NOTE: download the trained models here, extract the model files to data/models_cnn

The default settings are for Resnet-34 since it performs the best on the public testset. To use other models, change the variable "MODEL" in conf/variables.sh to other models name downloaded from google drive above.

Dependencies

More details are in file brca_environ.txt

Running Codes Instrucstions

  • Codes are in folder scripts, including training and testing
  • Need to setup folder path for training data, model. All parameters are found in conf/variables.sh

Setup conf/variables.sh

  • Change the BASE_DIR to the path of your folder after you clone the git repo

Training:

  • Settings are stored in conf/variables.sh
  • Change DATA_PATH to your folder that contains all subfolders for training
  • Change DATA_LIST to your text file name that contains list of subfolders for training and validataion. 1st line is for validation, the rest is for training.

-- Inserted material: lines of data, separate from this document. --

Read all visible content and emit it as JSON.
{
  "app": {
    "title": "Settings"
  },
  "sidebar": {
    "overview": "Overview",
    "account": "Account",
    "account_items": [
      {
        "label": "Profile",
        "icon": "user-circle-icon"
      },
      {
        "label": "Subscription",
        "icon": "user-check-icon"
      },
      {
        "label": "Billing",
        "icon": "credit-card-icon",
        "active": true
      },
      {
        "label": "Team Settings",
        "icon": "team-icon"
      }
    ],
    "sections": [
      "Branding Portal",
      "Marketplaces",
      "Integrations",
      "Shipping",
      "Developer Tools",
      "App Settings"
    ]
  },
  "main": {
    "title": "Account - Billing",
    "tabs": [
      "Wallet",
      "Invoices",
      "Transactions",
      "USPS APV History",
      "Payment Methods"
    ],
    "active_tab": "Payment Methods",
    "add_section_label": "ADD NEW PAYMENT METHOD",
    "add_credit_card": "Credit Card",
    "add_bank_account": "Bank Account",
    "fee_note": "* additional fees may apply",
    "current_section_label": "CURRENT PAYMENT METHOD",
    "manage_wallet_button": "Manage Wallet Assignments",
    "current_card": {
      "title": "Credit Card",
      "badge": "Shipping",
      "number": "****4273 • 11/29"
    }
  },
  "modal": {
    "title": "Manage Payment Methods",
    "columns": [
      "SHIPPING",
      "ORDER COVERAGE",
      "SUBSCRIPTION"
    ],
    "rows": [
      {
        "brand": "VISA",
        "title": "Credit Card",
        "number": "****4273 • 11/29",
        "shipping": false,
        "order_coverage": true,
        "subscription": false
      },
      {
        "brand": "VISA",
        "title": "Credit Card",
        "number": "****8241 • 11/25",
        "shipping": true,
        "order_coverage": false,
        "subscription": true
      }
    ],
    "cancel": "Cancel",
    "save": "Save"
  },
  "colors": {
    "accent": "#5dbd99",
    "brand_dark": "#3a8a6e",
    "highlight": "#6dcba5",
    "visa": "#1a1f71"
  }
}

Example of the list is tumor_data_list_toy.txt
  • Run a demo training that uses a subset of training data: python train_cancer_cnn_Resnet_pretrained.py
  • To run a full training that uses all training data, remove line 107-111 in "train_cancer_cnn_Resnet_pretrained.py", then run python train_cancer_cnn_Resnet_pretrained.py
  • Log files are in data/log
  • Trained models are in "checkpoint"

Testing

Preparation:

  • Change MODEL in conf/variables.sh to your model name that is stored in data/models_cnn
  • Copy all .svs files to data/svs
    • For example, cd to your data/svs, run "cp /data01/shared/hanle/svs_tcga_seer_brca/TCGA-3C-AALI-01Z-00-DX2.svs ."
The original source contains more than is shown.